Optical window

From Wikipedia, the free encyclopedia

Rough plot of Earth's atmospheric transmittance (or opacity) to various wavelengths of electromagnetic radiation, including visible light.
Rough plot of Earth's atmospheric transmittance (or opacity) to various wavelengths of electromagnetic radiation, including visible light.

In astronomy, the optical window is the optical portion of the electromagnetic spectrum that passes through the atmosphere all the way to the ground. Most EM wavelengths are blocked by the atmosphere, so this is like a window that lets only a narrow selection of what is out there, though the Sun is particularly active in the passed wavelengths. It is called "optical" because the wavelengths we can see are all in this range. The window runs from around 300 nanometers (ultraviolet-C) at the short end up into the range the eye can use, roughly 400-700 nm and continues up through the visual infrared to around 1100 nm, which is thermal infrared.

There are also infrared and "radio windows" that transmit some infrared and radio waves. The radio window runs from about one centimeter to about eleven-meter waves.

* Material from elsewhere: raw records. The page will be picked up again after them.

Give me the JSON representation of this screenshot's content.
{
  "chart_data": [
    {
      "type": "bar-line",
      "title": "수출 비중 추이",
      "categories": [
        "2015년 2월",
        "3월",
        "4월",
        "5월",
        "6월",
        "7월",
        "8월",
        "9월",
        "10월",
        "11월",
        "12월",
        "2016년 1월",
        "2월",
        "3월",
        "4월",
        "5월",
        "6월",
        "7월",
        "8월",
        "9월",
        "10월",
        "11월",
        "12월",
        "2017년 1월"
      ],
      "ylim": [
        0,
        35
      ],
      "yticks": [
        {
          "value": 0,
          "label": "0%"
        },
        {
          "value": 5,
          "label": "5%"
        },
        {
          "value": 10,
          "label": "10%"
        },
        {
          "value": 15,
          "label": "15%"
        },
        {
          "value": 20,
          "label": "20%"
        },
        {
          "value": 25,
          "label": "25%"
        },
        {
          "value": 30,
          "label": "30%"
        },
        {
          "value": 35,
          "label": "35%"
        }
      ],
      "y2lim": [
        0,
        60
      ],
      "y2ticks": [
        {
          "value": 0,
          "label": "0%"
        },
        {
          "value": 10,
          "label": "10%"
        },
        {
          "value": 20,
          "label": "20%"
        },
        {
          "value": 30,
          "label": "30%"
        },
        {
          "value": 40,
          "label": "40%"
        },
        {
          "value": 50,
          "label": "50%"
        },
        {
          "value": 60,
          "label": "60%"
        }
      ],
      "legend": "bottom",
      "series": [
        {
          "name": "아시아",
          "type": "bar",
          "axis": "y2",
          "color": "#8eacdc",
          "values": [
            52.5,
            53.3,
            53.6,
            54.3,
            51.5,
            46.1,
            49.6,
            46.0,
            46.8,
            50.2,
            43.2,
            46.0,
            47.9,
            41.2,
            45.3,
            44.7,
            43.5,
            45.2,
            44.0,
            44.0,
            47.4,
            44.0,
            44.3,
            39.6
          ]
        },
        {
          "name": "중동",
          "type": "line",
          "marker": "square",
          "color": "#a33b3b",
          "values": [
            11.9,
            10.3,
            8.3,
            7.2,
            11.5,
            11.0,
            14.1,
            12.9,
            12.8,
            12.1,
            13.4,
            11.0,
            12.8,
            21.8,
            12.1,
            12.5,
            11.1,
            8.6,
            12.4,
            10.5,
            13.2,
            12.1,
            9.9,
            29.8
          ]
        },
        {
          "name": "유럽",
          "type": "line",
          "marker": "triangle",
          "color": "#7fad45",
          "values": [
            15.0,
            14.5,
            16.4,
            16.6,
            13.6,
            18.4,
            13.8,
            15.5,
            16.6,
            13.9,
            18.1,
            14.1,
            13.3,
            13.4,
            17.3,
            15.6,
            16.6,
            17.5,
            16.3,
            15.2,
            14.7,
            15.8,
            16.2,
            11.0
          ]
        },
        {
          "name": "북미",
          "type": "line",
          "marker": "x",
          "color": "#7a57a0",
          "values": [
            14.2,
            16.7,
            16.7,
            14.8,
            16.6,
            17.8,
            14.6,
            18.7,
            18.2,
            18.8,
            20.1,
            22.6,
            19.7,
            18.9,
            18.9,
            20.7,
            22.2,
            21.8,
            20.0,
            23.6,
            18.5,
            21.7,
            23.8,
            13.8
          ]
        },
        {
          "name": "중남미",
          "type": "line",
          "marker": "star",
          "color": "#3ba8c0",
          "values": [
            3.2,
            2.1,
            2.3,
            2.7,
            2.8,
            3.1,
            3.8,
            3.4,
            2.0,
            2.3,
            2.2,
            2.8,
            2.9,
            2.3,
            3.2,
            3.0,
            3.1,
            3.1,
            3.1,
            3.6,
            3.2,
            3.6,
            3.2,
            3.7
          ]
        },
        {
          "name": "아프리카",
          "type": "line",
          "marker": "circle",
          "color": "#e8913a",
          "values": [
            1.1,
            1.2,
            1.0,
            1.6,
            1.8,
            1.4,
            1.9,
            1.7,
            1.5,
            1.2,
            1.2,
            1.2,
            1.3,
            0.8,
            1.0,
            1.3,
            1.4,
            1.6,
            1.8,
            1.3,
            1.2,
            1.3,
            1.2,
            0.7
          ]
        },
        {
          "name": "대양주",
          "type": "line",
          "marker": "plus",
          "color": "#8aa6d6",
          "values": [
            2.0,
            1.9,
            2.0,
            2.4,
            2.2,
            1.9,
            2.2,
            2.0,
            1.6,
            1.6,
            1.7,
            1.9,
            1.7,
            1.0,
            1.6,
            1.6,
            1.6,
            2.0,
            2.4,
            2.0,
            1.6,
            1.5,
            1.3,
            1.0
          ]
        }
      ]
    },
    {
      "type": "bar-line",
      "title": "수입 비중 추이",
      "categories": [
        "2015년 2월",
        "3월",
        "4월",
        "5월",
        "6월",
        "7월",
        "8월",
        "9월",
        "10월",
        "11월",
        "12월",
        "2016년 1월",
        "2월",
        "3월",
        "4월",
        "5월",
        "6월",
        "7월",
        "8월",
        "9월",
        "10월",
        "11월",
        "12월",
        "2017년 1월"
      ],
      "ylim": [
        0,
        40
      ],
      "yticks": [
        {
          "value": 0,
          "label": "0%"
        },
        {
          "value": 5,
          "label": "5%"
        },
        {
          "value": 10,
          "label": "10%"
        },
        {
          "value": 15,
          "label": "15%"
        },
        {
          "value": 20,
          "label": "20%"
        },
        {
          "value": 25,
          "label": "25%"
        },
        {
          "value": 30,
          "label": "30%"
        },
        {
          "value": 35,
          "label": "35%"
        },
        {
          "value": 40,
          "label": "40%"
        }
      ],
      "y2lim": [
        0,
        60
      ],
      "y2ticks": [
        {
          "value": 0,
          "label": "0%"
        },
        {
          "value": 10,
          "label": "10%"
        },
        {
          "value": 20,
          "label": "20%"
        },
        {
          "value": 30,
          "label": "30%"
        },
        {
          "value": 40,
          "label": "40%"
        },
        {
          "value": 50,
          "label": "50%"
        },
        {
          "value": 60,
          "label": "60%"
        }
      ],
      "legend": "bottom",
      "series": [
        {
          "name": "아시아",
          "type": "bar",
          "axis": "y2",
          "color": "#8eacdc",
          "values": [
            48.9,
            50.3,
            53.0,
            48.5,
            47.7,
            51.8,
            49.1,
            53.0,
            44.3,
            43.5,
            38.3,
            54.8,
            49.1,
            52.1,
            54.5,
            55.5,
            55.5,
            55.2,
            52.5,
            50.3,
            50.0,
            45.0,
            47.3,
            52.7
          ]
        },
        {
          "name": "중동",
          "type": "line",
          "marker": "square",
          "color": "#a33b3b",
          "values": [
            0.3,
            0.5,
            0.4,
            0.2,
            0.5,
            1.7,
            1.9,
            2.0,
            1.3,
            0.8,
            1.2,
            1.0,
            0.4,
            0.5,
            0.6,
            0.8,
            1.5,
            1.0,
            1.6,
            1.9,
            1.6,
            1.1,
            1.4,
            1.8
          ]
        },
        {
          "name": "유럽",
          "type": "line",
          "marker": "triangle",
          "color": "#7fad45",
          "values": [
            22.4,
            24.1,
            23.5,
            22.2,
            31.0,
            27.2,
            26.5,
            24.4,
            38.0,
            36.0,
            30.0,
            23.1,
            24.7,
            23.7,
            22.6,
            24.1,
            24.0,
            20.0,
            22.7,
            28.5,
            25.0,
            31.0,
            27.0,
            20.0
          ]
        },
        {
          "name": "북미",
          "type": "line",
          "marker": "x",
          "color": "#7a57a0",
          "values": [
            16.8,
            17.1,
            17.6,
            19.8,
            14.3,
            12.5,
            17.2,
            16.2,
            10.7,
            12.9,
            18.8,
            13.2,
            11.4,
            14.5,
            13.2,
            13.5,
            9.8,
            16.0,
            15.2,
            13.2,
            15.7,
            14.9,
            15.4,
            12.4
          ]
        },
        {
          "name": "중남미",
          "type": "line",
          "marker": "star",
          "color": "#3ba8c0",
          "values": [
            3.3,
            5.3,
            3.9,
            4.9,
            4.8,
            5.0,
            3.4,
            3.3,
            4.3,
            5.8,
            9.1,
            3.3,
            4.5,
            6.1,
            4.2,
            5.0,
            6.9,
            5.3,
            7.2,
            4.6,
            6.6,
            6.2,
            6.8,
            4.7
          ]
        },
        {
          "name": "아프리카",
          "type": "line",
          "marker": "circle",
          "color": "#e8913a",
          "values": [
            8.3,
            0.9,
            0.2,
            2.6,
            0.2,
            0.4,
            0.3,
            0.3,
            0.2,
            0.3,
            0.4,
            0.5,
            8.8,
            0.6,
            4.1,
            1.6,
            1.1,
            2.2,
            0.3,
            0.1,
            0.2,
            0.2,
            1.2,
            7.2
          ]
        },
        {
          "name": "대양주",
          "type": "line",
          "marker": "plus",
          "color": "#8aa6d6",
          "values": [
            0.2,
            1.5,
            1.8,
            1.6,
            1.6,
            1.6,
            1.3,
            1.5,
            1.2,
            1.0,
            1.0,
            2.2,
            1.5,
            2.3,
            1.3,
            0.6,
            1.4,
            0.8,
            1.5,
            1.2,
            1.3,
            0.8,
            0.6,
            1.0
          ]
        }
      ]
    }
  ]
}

In medical physics, the optical window is the portion of the visible and infrared spectrum where living tissue absorbs relatively little light. This window runs approximately from 650 nm to 1200 nm. At shorter wavelengths light is strongly absorbed by hemoglobin in blood, while at longer wavelengths water strongly absorbs infrared light.

Optical window can also mean a (usually flat, sometimes optical flat) piece of transparent optical material that allows light into an optical instrument.